The Foreign Service Institute of the Ministry of Foreign Affairs and the Confucius Institute of the University of Guyana (UG) launched a course in Chinese language and culture on Wednesday at the Ministry of Foreign Affairs.
Thirty nine (39) Public Servants from the various Ministries and Departments have opted to do this course. It will last for three months.
The course was declared open by the Director of the Foreign Service Institute, Ambassador Ronald Austin. He referred to the importance of language and other cultural matters in forging relationships between states.
Guyana and China over the years have enjoyed fruitful and productive relations and the current course in Chinese language and culture will succeed in improving those relations.

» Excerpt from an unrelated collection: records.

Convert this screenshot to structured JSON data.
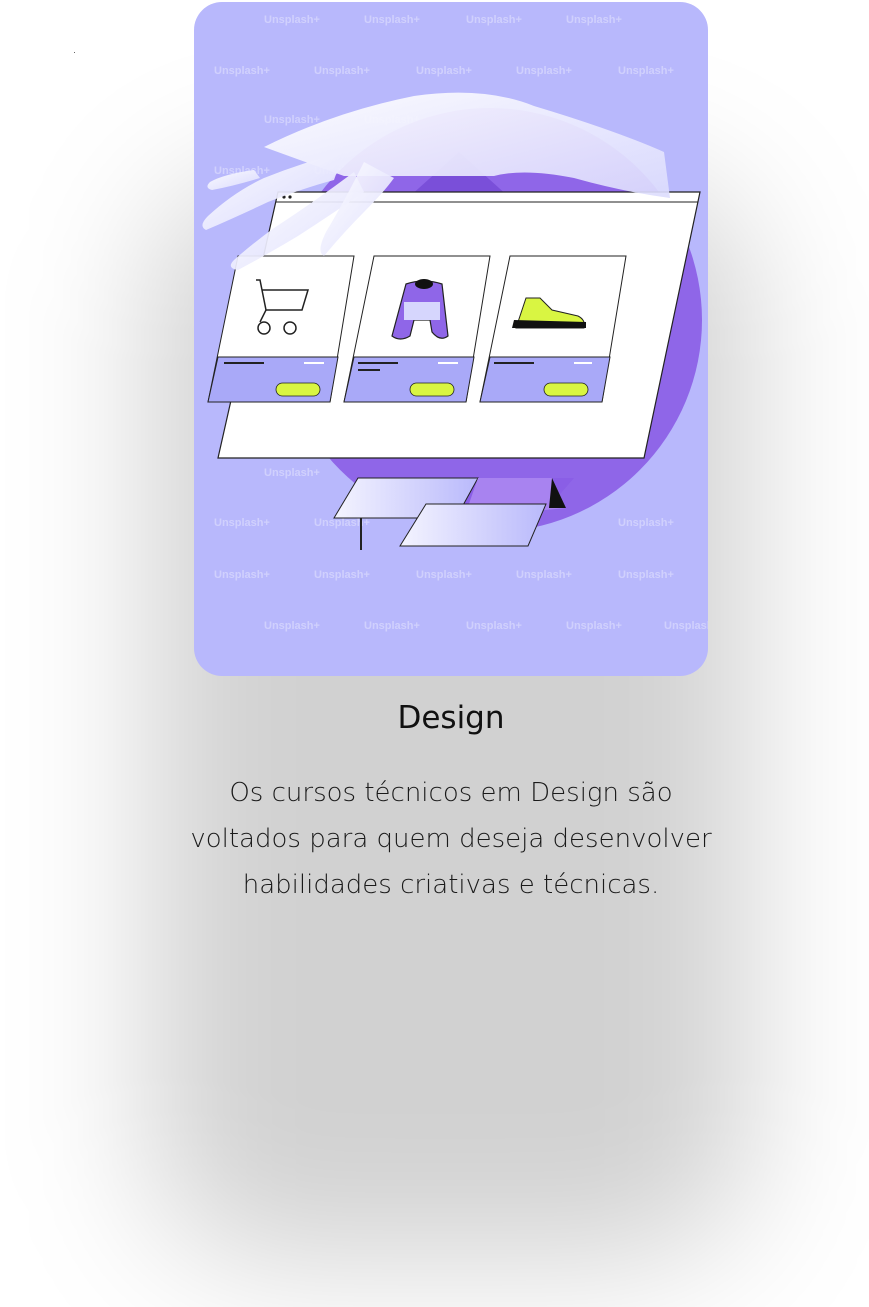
{
  "card": {
    "title": "Design",
    "description": "Os cursos técnicos em Design são voltados para quem deseja desenvolver habilidades criativas e técnicas.",
    "watermark": "Unsplash+",
    "colors": {
      "card_background": "#b8b8fc",
      "purple_circle": "#8f66e8",
      "accent_lime": "#d9f542",
      "product_panel": "#a9a9f8"
    },
    "illustration": {
      "subject": "hand-placing-storefront-window",
      "products": [
        "shopping-cart-icon",
        "sweater-icon",
        "sneaker-icon"
      ]
    }
  }
}
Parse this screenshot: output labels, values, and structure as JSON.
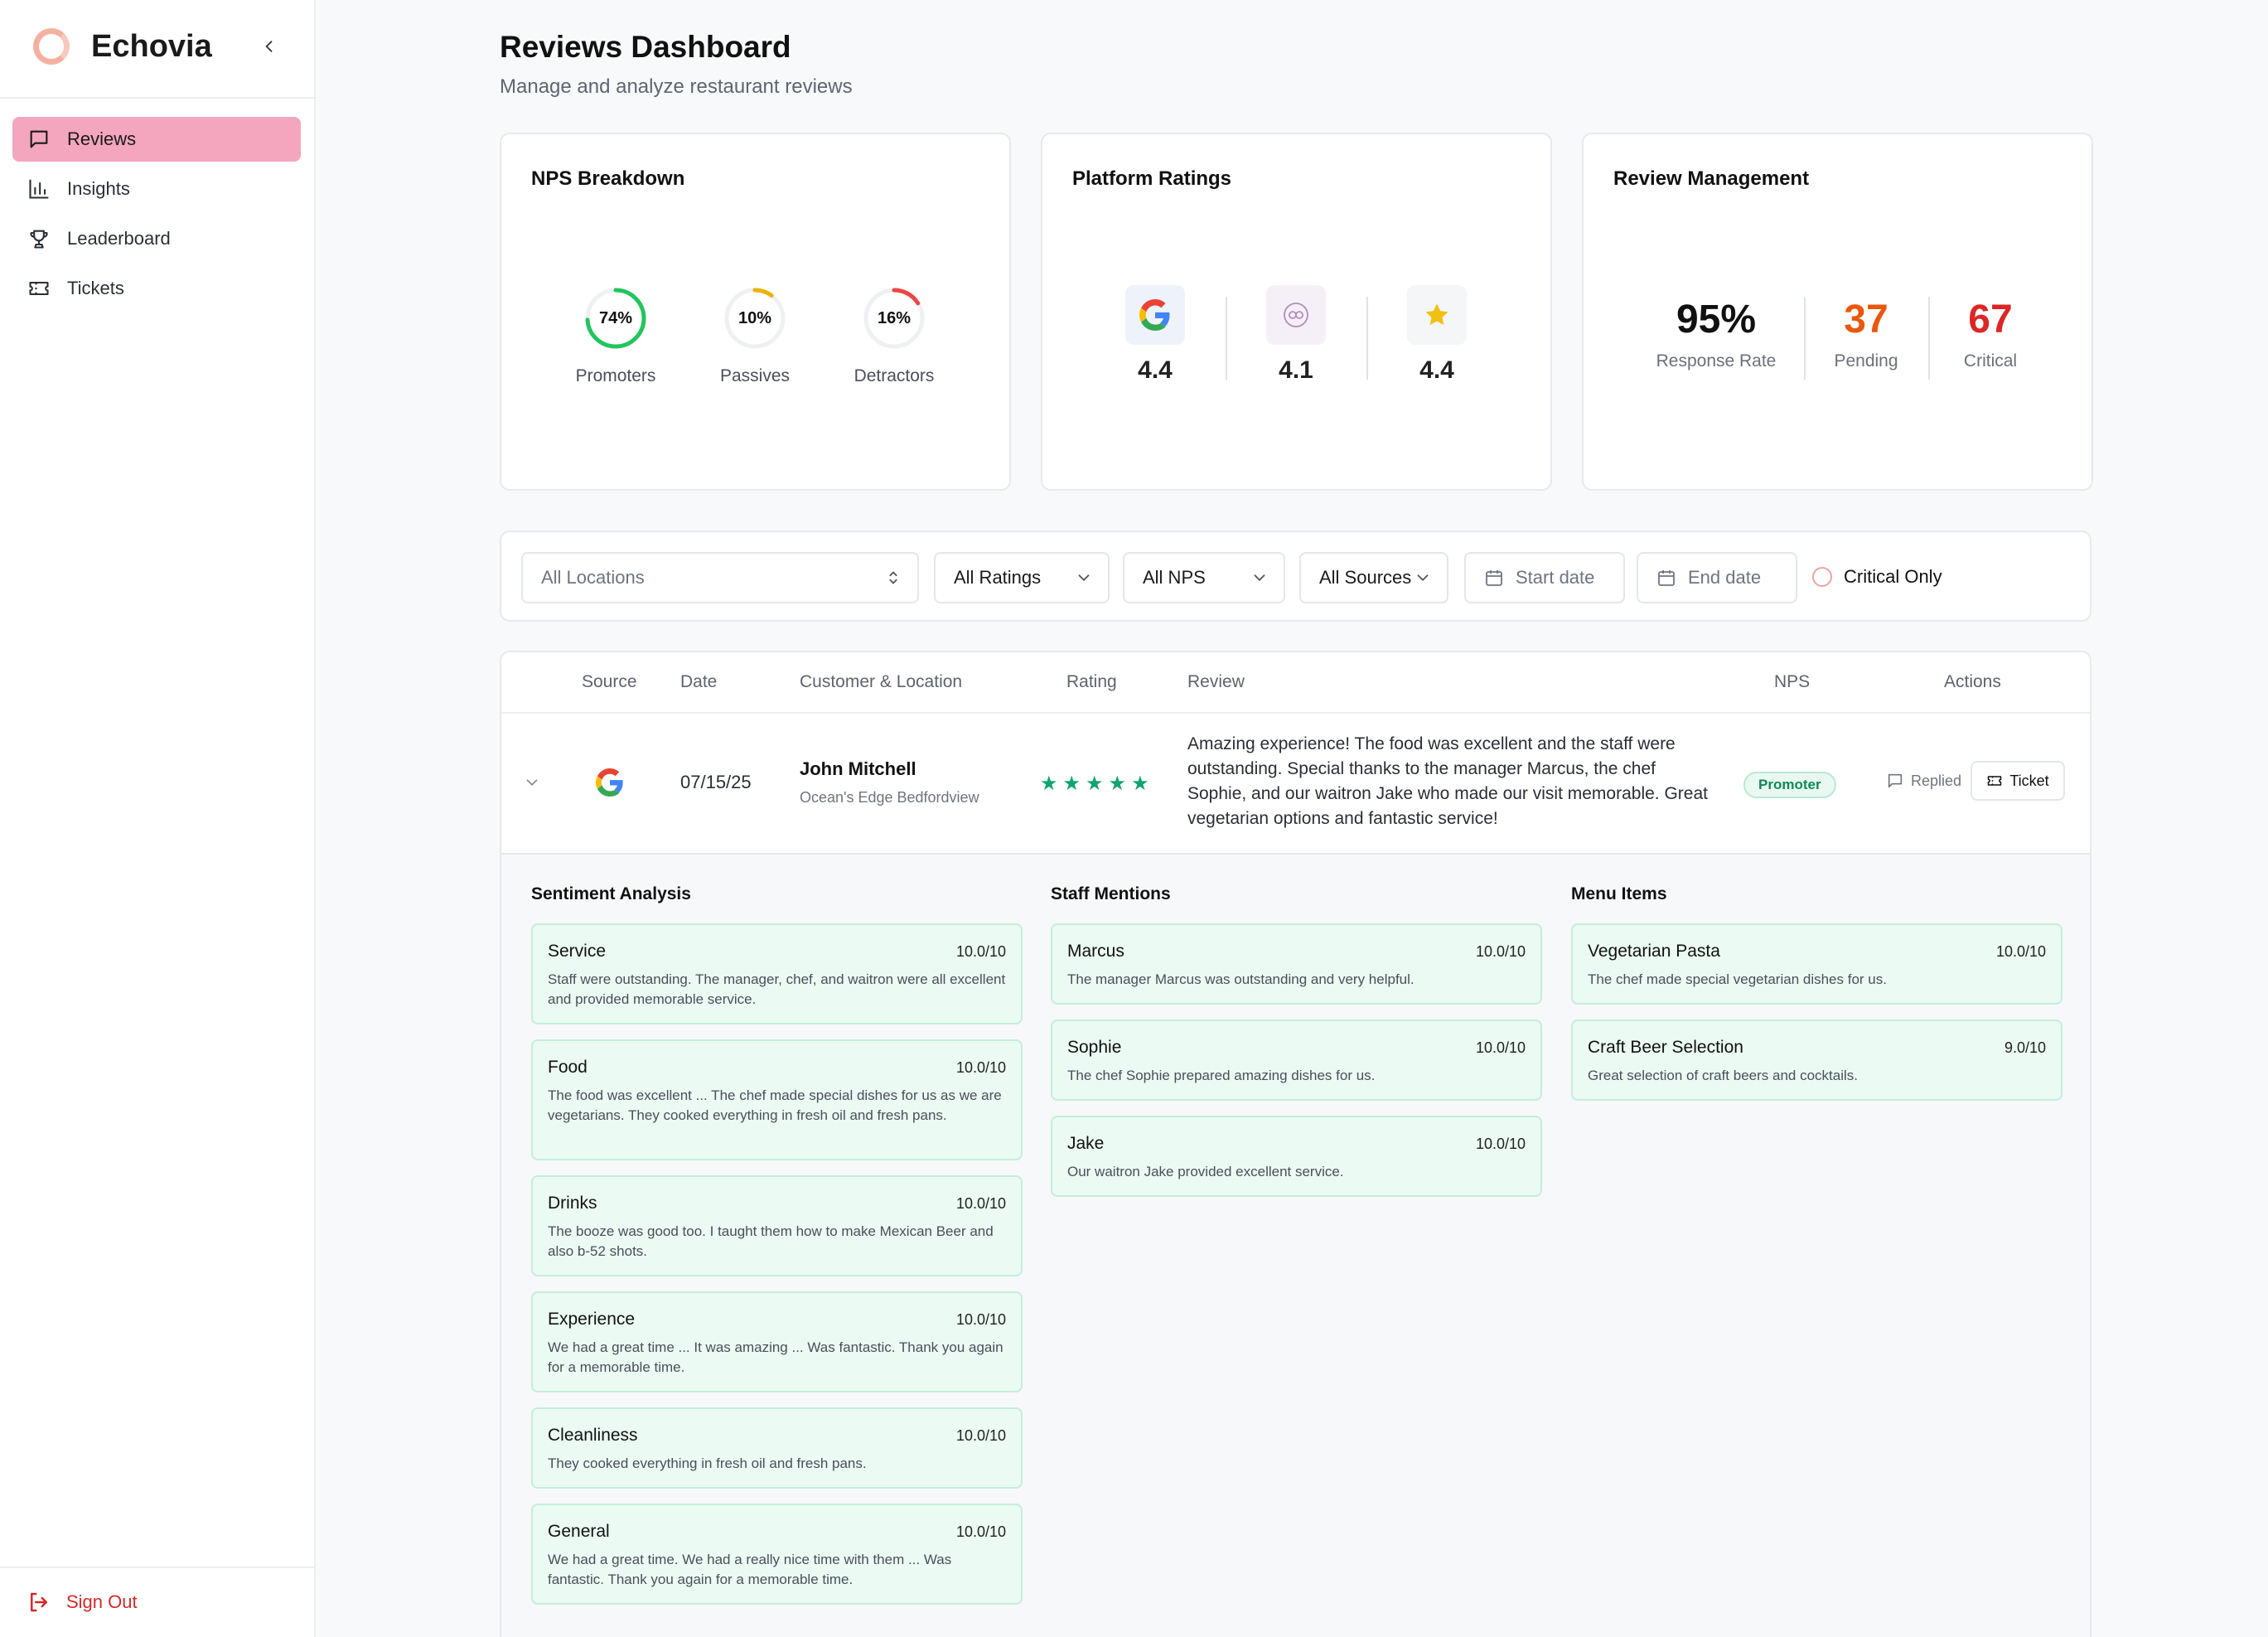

Ambassador Austin pointed out that the interest in the Chinese language worldwide is directly related to the emergence of China as an economic power, and consequently a major player in the international system. China had, since its policy of reform and “opening up”, had maintained impressive growth rates, lifted millions of its citizens out of poverty, and is now the second largest economy in the world. Moreover, the International Monetary Fund (IMF) now accepts the Reminbi as one of the world’s reserve currency.
Ms Dannelle Marshal, Foreign Service Officer II then introduced Ms Janet Ma, the Head of the Confucius Institute. She gave the background to Ms Ma’s academic competence and achievements and referred to the work she has been doing as Head of the Institute in Guyana.
Ms Ma, in turn, spoke of the importance of language in understanding other countries and peoples. She took the opportunity to introduce Ms Zhao, who will be teaching the Chinese classes. She will be assisted by Ms Teresa Peng and Ms Aries Zhao, volunteer teachers. Ms Ma said that Ms Zhao is a very good teacher and will do her best in teaching Chinese to the participants in the course.
The introduction of Ma and Ms Zhao was followed by a cultural presentation. Ms Zhao introduced the performers and gave the background to the songs performed and the Chinese musical instrument used and the accompaniment, the Guzheng.